Si tratta di «diversità»: un messaggio ai falchi, tanto americani quanto cinesi, che nell’ultimo periodo di regno trumpista si erano imbarcati in una fantomatica «guerra di civiltà» che rischiava di tracimare laddove la situazione è più tesa e ravvicinata (vedi mar cinese meridionale).

Più specificamente Xi ha auspicato una «competizione equa», il contrario cioè di «pratiche unilaterali» chiedendo infine un miglioramento della governance globale, in particolare l’Organizzazione mondiale del commercio e del sistema monetario internazionale, oltre alla necessità di attuare l’Accordo di Parigi sul clima e l’Agenda 2030 per lo sviluppo.

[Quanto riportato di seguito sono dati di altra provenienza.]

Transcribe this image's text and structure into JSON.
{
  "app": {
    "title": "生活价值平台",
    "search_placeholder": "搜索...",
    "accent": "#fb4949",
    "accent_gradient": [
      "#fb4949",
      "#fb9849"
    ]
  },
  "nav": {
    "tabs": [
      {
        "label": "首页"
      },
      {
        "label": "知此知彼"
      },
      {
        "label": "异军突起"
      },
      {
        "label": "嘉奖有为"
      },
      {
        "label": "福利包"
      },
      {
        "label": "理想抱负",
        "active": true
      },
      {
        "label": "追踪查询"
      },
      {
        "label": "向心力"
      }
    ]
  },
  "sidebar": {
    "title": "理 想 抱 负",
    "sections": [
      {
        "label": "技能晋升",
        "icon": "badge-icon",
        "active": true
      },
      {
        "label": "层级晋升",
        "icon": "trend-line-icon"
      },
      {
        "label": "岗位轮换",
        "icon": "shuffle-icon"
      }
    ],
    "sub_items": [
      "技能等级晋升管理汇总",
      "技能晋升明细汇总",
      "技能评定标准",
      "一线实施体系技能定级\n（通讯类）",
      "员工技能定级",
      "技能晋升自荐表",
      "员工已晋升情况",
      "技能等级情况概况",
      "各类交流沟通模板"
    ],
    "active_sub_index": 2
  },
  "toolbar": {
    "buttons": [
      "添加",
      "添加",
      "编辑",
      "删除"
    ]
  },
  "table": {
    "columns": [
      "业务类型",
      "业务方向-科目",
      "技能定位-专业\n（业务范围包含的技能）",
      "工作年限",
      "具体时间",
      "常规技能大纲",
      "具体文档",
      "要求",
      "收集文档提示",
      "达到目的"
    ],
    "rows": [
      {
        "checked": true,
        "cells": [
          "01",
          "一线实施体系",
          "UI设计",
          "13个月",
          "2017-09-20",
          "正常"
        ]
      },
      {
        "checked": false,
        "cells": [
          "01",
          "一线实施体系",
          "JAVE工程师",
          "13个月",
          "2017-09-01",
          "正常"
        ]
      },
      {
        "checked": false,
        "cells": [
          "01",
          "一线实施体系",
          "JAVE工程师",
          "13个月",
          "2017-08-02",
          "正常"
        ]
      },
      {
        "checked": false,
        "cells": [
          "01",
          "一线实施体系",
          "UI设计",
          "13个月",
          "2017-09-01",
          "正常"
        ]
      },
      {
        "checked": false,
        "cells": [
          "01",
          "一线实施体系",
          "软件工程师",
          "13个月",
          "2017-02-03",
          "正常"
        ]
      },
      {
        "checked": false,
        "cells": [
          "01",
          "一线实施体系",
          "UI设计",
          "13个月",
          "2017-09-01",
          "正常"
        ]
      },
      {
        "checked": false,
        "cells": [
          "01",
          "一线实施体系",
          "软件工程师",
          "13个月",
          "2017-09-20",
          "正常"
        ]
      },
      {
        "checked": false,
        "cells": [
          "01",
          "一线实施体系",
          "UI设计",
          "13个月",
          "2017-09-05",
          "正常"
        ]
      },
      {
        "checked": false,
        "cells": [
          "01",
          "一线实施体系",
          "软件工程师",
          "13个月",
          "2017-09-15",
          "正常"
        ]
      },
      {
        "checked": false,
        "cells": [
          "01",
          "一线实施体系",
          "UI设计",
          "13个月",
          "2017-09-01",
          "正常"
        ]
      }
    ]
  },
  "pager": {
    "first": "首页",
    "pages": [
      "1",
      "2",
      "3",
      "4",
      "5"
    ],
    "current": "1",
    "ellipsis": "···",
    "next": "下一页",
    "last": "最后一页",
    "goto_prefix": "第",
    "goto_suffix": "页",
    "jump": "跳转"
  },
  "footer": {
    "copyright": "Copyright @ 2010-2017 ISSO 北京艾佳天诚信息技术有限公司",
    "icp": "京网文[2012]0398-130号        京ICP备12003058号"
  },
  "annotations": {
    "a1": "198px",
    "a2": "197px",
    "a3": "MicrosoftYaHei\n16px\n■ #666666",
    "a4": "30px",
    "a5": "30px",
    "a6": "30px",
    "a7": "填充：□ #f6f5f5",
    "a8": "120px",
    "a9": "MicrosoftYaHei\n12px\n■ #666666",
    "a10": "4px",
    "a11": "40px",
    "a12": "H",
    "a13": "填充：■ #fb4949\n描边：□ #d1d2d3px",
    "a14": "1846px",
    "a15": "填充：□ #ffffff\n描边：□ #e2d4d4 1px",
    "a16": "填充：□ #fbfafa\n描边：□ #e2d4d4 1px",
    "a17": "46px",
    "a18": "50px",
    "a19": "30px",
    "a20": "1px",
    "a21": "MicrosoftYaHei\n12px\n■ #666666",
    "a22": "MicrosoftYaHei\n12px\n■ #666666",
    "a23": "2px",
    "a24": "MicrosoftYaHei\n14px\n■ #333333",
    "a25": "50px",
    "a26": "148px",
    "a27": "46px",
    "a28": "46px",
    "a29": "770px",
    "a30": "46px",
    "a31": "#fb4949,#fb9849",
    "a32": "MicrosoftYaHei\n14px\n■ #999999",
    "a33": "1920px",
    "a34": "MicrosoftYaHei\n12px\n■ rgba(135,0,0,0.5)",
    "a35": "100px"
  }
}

«Dobbiamo costruire un’economia mondiale aperta – ha detto Xi – scartare standard, regole e sistemi discriminatori ed escludenti e abbattere le barriere al commercio, agli investimenti e agli scambi tecnologici», chiedendo infine che il G20 sia rafforzato come «forum principale per la governance economica globale» affinché il mondo si impegni «in un più stretto coordinamento delle politiche macroeconomiche».